1. Understand token classification tasks
2. Implement NER with transformers
3. Use BIO tagging scheme
4. Fine-tune for custom entity types
5. Evaluate with entity-level metrics

## Named Entity Recognition

**Task**: Identify and classify entities in text.

**Examples**:
- **Person**: Barack Obama, Marie Curie
- **Location**: Paris, Mount Everest
- **Organization**: Google, United Nations
- **Date**: July 4th, 1776

### BIO Tagging:

- **B**-PER: Beginning of person
- **I**-PER: Inside person
- **O**: Outside any entity

## Setup

In [None]:
from transformers import AutoTokenizer, AutoModelForTokenClassification, pipeline
from datasets import load_dataset

print('✓ Ready!')

## 1. Using Pre-trained NER

In [None]:
# Load NER pipeline
ner = pipeline('ner', aggregation_strategy='simple')

# Test
text = "Apple Inc. was founded by Steve Jobs in Cupertino, California."

entities = ner(text)

print(f"Text: {text}\n")
for ent in entities:
    print(f"{ent['entity_group']:12} {ent['word']:20} (score: {ent['score']:.2f})")

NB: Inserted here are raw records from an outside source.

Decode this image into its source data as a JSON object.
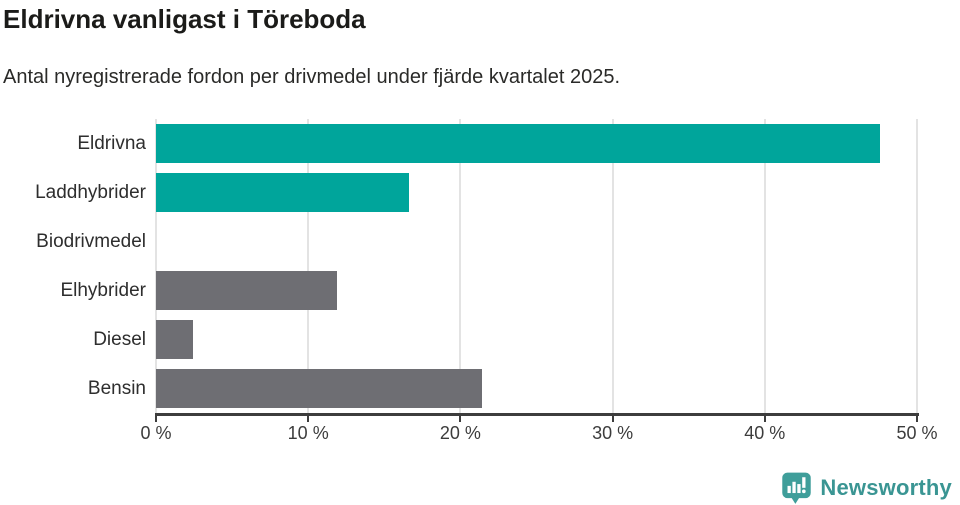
{
  "header": {
    "title": "Eldrivna vanligast i Töreboda",
    "subtitle": "Antal nyregistrerade fordon per drivmedel under fjärde kvartalet 2025."
  },
  "chart_data": {
    "type": "bar",
    "orientation": "horizontal",
    "title": "Eldrivna vanligast i Töreboda",
    "subtitle": "Antal nyregistrerade fordon per drivmedel under fjärde kvartalet 2025.",
    "categories": [
      "Eldrivna",
      "Laddhybrider",
      "Biodrivmedel",
      "Elhybrider",
      "Diesel",
      "Bensin"
    ],
    "values": [
      47.6,
      16.6,
      0,
      11.9,
      2.4,
      21.4
    ],
    "unit": "%",
    "xlim": [
      0,
      50
    ],
    "x_ticks": [
      0,
      10,
      20,
      30,
      40,
      50
    ],
    "x_tick_labels": [
      "0 %",
      "10 %",
      "20 %",
      "30 %",
      "40 %",
      "50 %"
    ],
    "bar_colors": [
      "#00a59b",
      "#00a59b",
      "#6e6e73",
      "#6e6e73",
      "#6e6e73",
      "#6e6e73"
    ],
    "highlight_color": "#00a59b",
    "default_color": "#6e6e73",
    "grid": true,
    "gridline_color": "#e3e3e3",
    "axis_color": "#3d3d3d",
    "ylabel": "",
    "xlabel": ""
  },
  "footer": {
    "brand": "Newsworthy",
    "logo_icon": "newsworthy-speech-bubble-bar-chart-icon",
    "brand_color": "#3a9593",
    "icon_color": "#3f9e9a"
  }
}
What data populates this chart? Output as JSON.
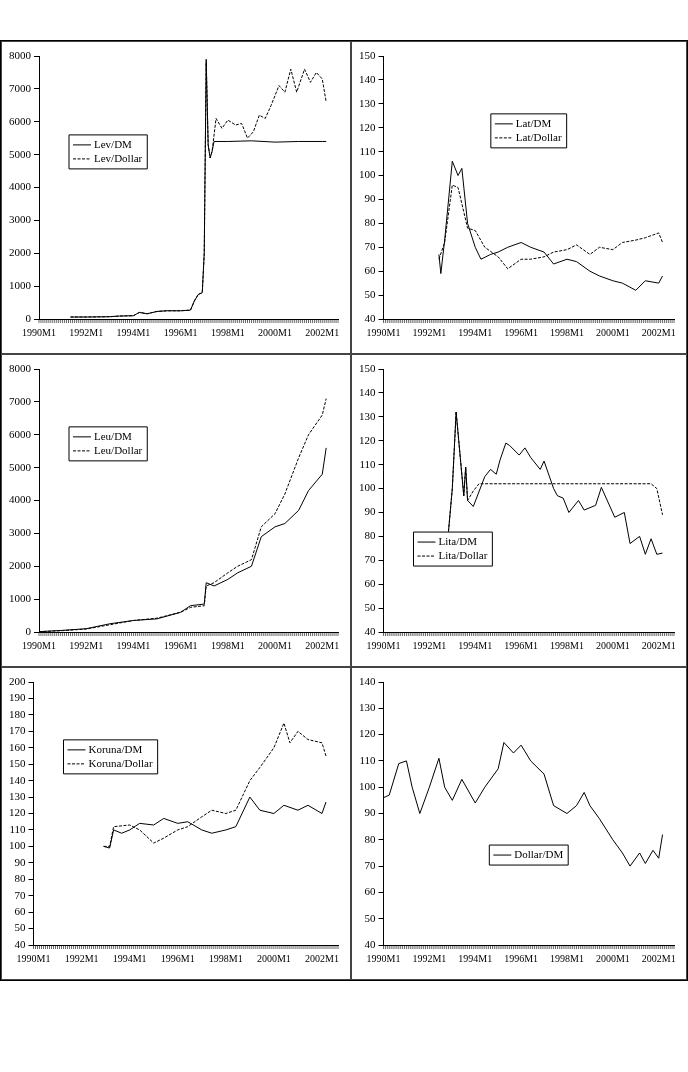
{
  "chart_data": [
    {
      "type": "line",
      "legend": "left",
      "xlim": [
        "1990-01",
        "2002-09"
      ],
      "xticks": [
        {
          "value": "1990-01",
          "label": "1990M1"
        },
        {
          "value": "1992-01",
          "label": "1992M1"
        },
        {
          "value": "1994-01",
          "label": "1994M1"
        },
        {
          "value": "1996-01",
          "label": "1996M1"
        },
        {
          "value": "1998-01",
          "label": "1998M1"
        },
        {
          "value": "2000-01",
          "label": "2000M1"
        },
        {
          "value": "2002-01",
          "label": "2002M1"
        }
      ],
      "ylim": [
        0,
        8000
      ],
      "yticks": [
        0,
        1000,
        2000,
        3000,
        4000,
        5000,
        6000,
        7000,
        8000
      ],
      "series": [
        {
          "name": "Lev/DM",
          "color": "#000000",
          "line_style": "solid",
          "x": [
            "1991-05",
            "1992-01",
            "1993-01",
            "1993-06",
            "1994-01",
            "1994-04",
            "1994-08",
            "1995-01",
            "1995-06",
            "1996-01",
            "1996-06",
            "1996-08",
            "1996-10",
            "1996-12",
            "1997-01",
            "1997-02",
            "1997-03",
            "1997-04",
            "1997-05",
            "1997-06",
            "1998-01",
            "1999-01",
            "2000-01",
            "2001-01",
            "2002-01",
            "2002-03"
          ],
          "values": [
            60,
            60,
            70,
            90,
            100,
            200,
            160,
            230,
            250,
            250,
            270,
            550,
            750,
            800,
            2000,
            7900,
            5300,
            4900,
            5100,
            5400,
            5400,
            5420,
            5380,
            5400,
            5400,
            5400
          ]
        },
        {
          "name": "Lev/Dollar",
          "color": "#000000",
          "line_style": "dashed",
          "x": [
            "1991-05",
            "1992-01",
            "1993-01",
            "1993-06",
            "1994-01",
            "1994-04",
            "1994-08",
            "1995-01",
            "1995-06",
            "1996-01",
            "1996-06",
            "1996-08",
            "1996-10",
            "1996-12",
            "1997-01",
            "1997-02",
            "1997-03",
            "1997-04",
            "1997-05",
            "1997-07",
            "1997-10",
            "1998-01",
            "1998-05",
            "1998-08",
            "1998-11",
            "1999-02",
            "1999-05",
            "1999-08",
            "1999-11",
            "2000-03",
            "2000-06",
            "2000-09",
            "2000-12",
            "2001-04",
            "2001-07",
            "2001-10",
            "2002-01",
            "2002-03"
          ],
          "values": [
            60,
            60,
            70,
            90,
            100,
            200,
            160,
            230,
            250,
            250,
            270,
            550,
            750,
            800,
            2000,
            7800,
            5300,
            4900,
            5100,
            6100,
            5800,
            6050,
            5900,
            5950,
            5500,
            5700,
            6200,
            6100,
            6500,
            7100,
            6900,
            7600,
            6900,
            7600,
            7200,
            7500,
            7300,
            6600
          ]
        }
      ]
    },
    {
      "type": "line",
      "legend": "top",
      "xlim": [
        "1990-01",
        "2002-09"
      ],
      "xticks": [
        {
          "value": "1990-01",
          "label": "1990M1"
        },
        {
          "value": "1992-01",
          "label": "1992M1"
        },
        {
          "value": "1994-01",
          "label": "1994M1"
        },
        {
          "value": "1996-01",
          "label": "1996M1"
        },
        {
          "value": "1998-01",
          "label": "1998M1"
        },
        {
          "value": "2000-01",
          "label": "2000M1"
        },
        {
          "value": "2002-01",
          "label": "2002M1"
        }
      ],
      "ylim": [
        40,
        150
      ],
      "yticks": [
        40,
        50,
        60,
        70,
        80,
        90,
        100,
        110,
        120,
        130,
        140,
        150
      ],
      "series": [
        {
          "name": "Lat/DM",
          "color": "#000000",
          "line_style": "solid",
          "x": [
            "1992-06",
            "1992-07",
            "1992-09",
            "1993-01",
            "1993-04",
            "1993-06",
            "1993-09",
            "1994-01",
            "1994-04",
            "1994-09",
            "1995-01",
            "1995-06",
            "1996-01",
            "1996-06",
            "1997-01",
            "1997-06",
            "1998-01",
            "1998-06",
            "1999-01",
            "1999-06",
            "2000-01",
            "2000-06",
            "2001-01",
            "2001-06",
            "2002-01",
            "2002-03"
          ],
          "values": [
            67,
            59,
            73,
            106,
            100,
            103,
            80,
            70,
            65,
            67,
            68,
            70,
            72,
            70,
            68,
            63,
            65,
            64,
            60,
            58,
            56,
            55,
            52,
            56,
            55,
            58
          ]
        },
        {
          "name": "Lat/Dollar",
          "color": "#000000",
          "line_style": "dashed",
          "x": [
            "1992-06",
            "1992-09",
            "1993-01",
            "1993-04",
            "1993-09",
            "1994-01",
            "1994-06",
            "1995-01",
            "1995-06",
            "1996-01",
            "1996-06",
            "1997-01",
            "1997-06",
            "1998-01",
            "1998-06",
            "1999-01",
            "1999-06",
            "2000-01",
            "2000-06",
            "2001-01",
            "2001-06",
            "2002-01",
            "2002-03"
          ],
          "values": [
            65,
            72,
            96,
            95,
            78,
            77,
            70,
            66,
            61,
            65,
            65,
            66,
            68,
            69,
            71,
            67,
            70,
            69,
            72,
            73,
            74,
            76,
            72
          ]
        }
      ]
    },
    {
      "type": "line",
      "legend": "top left",
      "xlim": [
        "1990-01",
        "2002-09"
      ],
      "xticks": [
        {
          "value": "1990-01",
          "label": "1990M1"
        },
        {
          "value": "1992-01",
          "label": "1992M1"
        },
        {
          "value": "1994-01",
          "label": "1994M1"
        },
        {
          "value": "1996-01",
          "label": "1996M1"
        },
        {
          "value": "1998-01",
          "label": "1998M1"
        },
        {
          "value": "2000-01",
          "label": "2000M1"
        },
        {
          "value": "2002-01",
          "label": "2002M1"
        }
      ],
      "ylim": [
        0,
        8000
      ],
      "yticks": [
        0,
        1000,
        2000,
        3000,
        4000,
        5000,
        6000,
        7000,
        8000
      ],
      "series": [
        {
          "name": "Leu/DM",
          "color": "#000000",
          "line_style": "solid",
          "x": [
            "1990-01",
            "1991-01",
            "1992-01",
            "1993-01",
            "1994-01",
            "1995-01",
            "1996-01",
            "1996-06",
            "1997-01",
            "1997-02",
            "1997-06",
            "1998-01",
            "1998-06",
            "1999-01",
            "1999-06",
            "2000-01",
            "2000-06",
            "2001-01",
            "2001-06",
            "2002-01",
            "2002-03"
          ],
          "values": [
            10,
            50,
            100,
            250,
            350,
            400,
            600,
            800,
            850,
            1500,
            1400,
            1600,
            1800,
            2000,
            2900,
            3200,
            3300,
            3700,
            4300,
            4800,
            5600
          ]
        },
        {
          "name": "Leu/Dollar",
          "color": "#000000",
          "line_style": "dashed",
          "x": [
            "1990-01",
            "1991-01",
            "1992-01",
            "1993-01",
            "1994-01",
            "1995-01",
            "1996-01",
            "1996-06",
            "1997-01",
            "1997-02",
            "1997-06",
            "1998-01",
            "1998-06",
            "1999-01",
            "1999-06",
            "2000-01",
            "2000-06",
            "2001-01",
            "2001-06",
            "2002-01",
            "2002-03"
          ],
          "values": [
            10,
            40,
            90,
            220,
            350,
            420,
            600,
            750,
            800,
            1400,
            1500,
            1800,
            2000,
            2200,
            3200,
            3600,
            4200,
            5300,
            6000,
            6600,
            7100
          ]
        }
      ]
    },
    {
      "type": "line",
      "legend": "bottom left",
      "xlim": [
        "1990-01",
        "2002-09"
      ],
      "xticks": [
        {
          "value": "1990-01",
          "label": "1990M1"
        },
        {
          "value": "1992-01",
          "label": "1992M1"
        },
        {
          "value": "1994-01",
          "label": "1994M1"
        },
        {
          "value": "1996-01",
          "label": "1996M1"
        },
        {
          "value": "1998-01",
          "label": "1998M1"
        },
        {
          "value": "2000-01",
          "label": "2000M1"
        },
        {
          "value": "2002-01",
          "label": "2002M1"
        }
      ],
      "ylim": [
        40,
        150
      ],
      "yticks": [
        40,
        50,
        60,
        70,
        80,
        90,
        100,
        110,
        120,
        130,
        140,
        150
      ],
      "series": [
        {
          "name": "Lita/DM",
          "color": "#000000",
          "line_style": "solid",
          "x": [
            "1992-11",
            "1993-01",
            "1993-03",
            "1993-07",
            "1993-08",
            "1993-09",
            "1993-12",
            "1994-06",
            "1994-09",
            "1994-12",
            "1995-02",
            "1995-05",
            "1995-07",
            "1995-12",
            "1996-03",
            "1996-06",
            "1996-11",
            "1997-01",
            "1997-06",
            "1997-08",
            "1997-11",
            "1998-02",
            "1998-07",
            "1998-10",
            "1999-04",
            "1999-07",
            "2000-02",
            "2000-07",
            "2000-10",
            "2001-03",
            "2001-06",
            "2001-09",
            "2001-12",
            "2002-03"
          ],
          "values": [
            82,
            100,
            132,
            97,
            109,
            95,
            92.5,
            105,
            108,
            106,
            112,
            119,
            118,
            114,
            117,
            113,
            108,
            111.5,
            100,
            97,
            96,
            90,
            95,
            91,
            93,
            100.5,
            88,
            90,
            77,
            80,
            72.5,
            79,
            72.5,
            73
          ]
        },
        {
          "name": "Lita/Dollar",
          "color": "#000000",
          "line_style": "dashed",
          "x": [
            "1992-11",
            "1993-01",
            "1993-03",
            "1993-07",
            "1993-08",
            "1993-09",
            "1993-12",
            "1994-03",
            "2001-09",
            "2001-12",
            "2002-03"
          ],
          "values": [
            82,
            100,
            132,
            97,
            109,
            95,
            99,
            102,
            102,
            100,
            89
          ]
        }
      ]
    },
    {
      "type": "line",
      "legend": "top left",
      "xlim": [
        "1990-01",
        "2002-09"
      ],
      "xticks": [
        {
          "value": "1990-01",
          "label": "1990M1"
        },
        {
          "value": "1992-01",
          "label": "1992M1"
        },
        {
          "value": "1994-01",
          "label": "1994M1"
        },
        {
          "value": "1996-01",
          "label": "1996M1"
        },
        {
          "value": "1998-01",
          "label": "1998M1"
        },
        {
          "value": "2000-01",
          "label": "2000M1"
        },
        {
          "value": "2002-01",
          "label": "2002M1"
        }
      ],
      "ylim": [
        40,
        200
      ],
      "yticks": [
        40,
        50,
        60,
        70,
        80,
        90,
        100,
        110,
        120,
        130,
        140,
        150,
        160,
        170,
        180,
        190,
        200
      ],
      "series": [
        {
          "name": "Koruna/DM",
          "color": "#000000",
          "line_style": "solid",
          "x": [
            "1992-12",
            "1993-03",
            "1993-05",
            "1993-09",
            "1994-01",
            "1994-06",
            "1995-01",
            "1995-06",
            "1996-01",
            "1996-06",
            "1997-01",
            "1997-06",
            "1998-01",
            "1998-06",
            "1999-01",
            "1999-06",
            "2000-01",
            "2000-06",
            "2001-01",
            "2001-06",
            "2002-01",
            "2002-03"
          ],
          "values": [
            100,
            99,
            110,
            108,
            110,
            114,
            113,
            117,
            114,
            115,
            110,
            108,
            110,
            112,
            130,
            122,
            120,
            125,
            122,
            125,
            120,
            127
          ]
        },
        {
          "name": "Koruna/Dollar",
          "color": "#000000",
          "line_style": "dashed",
          "x": [
            "1992-12",
            "1993-03",
            "1993-05",
            "1994-01",
            "1994-06",
            "1995-01",
            "1995-06",
            "1996-01",
            "1996-06",
            "1997-01",
            "1997-06",
            "1998-01",
            "1998-06",
            "1999-01",
            "1999-06",
            "2000-01",
            "2000-06",
            "2000-09",
            "2001-01",
            "2001-06",
            "2002-01",
            "2002-03"
          ],
          "values": [
            100,
            100,
            112,
            113,
            110,
            102,
            105,
            110,
            112,
            118,
            122,
            120,
            122,
            140,
            148,
            160,
            175,
            163,
            170,
            165,
            163,
            155
          ]
        }
      ]
    },
    {
      "type": "line",
      "legend": "bottom",
      "xlim": [
        "1990-01",
        "2002-09"
      ],
      "xticks": [
        {
          "value": "1990-01",
          "label": "1990M1"
        },
        {
          "value": "1992-01",
          "label": "1992M1"
        },
        {
          "value": "1994-01",
          "label": "1994M1"
        },
        {
          "value": "1996-01",
          "label": "1996M1"
        },
        {
          "value": "1998-01",
          "label": "1998M1"
        },
        {
          "value": "2000-01",
          "label": "2000M1"
        },
        {
          "value": "2002-01",
          "label": "2002M1"
        }
      ],
      "ylim": [
        40,
        140
      ],
      "yticks": [
        40,
        50,
        60,
        70,
        80,
        90,
        100,
        110,
        120,
        130,
        140
      ],
      "series": [
        {
          "name": "Dollar/DM",
          "color": "#000000",
          "line_style": "solid",
          "x": [
            "1990-01",
            "1990-04",
            "1990-09",
            "1991-01",
            "1991-04",
            "1991-08",
            "1992-01",
            "1992-06",
            "1992-09",
            "1993-01",
            "1993-06",
            "1994-01",
            "1994-06",
            "1995-01",
            "1995-04",
            "1995-09",
            "1996-01",
            "1996-06",
            "1997-01",
            "1997-06",
            "1998-01",
            "1998-06",
            "1998-10",
            "1999-01",
            "1999-06",
            "2000-01",
            "2000-06",
            "2000-10",
            "2001-03",
            "2001-06",
            "2001-10",
            "2002-01",
            "2002-03"
          ],
          "values": [
            96,
            97,
            109,
            110,
            100,
            90,
            100,
            111,
            100,
            95,
            103,
            94,
            100,
            107,
            117,
            113,
            116,
            110,
            105,
            93,
            90,
            93,
            98,
            93,
            88,
            80,
            75,
            70,
            75,
            71,
            76,
            73,
            82
          ]
        }
      ]
    }
  ]
}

## 2. Fine-Tuning for Custom Entities

In [None]:
# Load CoNLL-2003 dataset
dataset = load_dataset('conll2003')

print(f'Label names: {dataset["train"].features["ner_tags"].feature.names}')

**Exercise**: Custom NER

1. Fine-tune BERT for NER
2. Add custom entity types
3. Evaluate with F1, precision, recall
4. Visualize entity predictions

In [None]:
# YOUR CODE HERE

## Summary

NER is crucial for information extraction. Transformers achieve excellent performance on entity recognition tasks.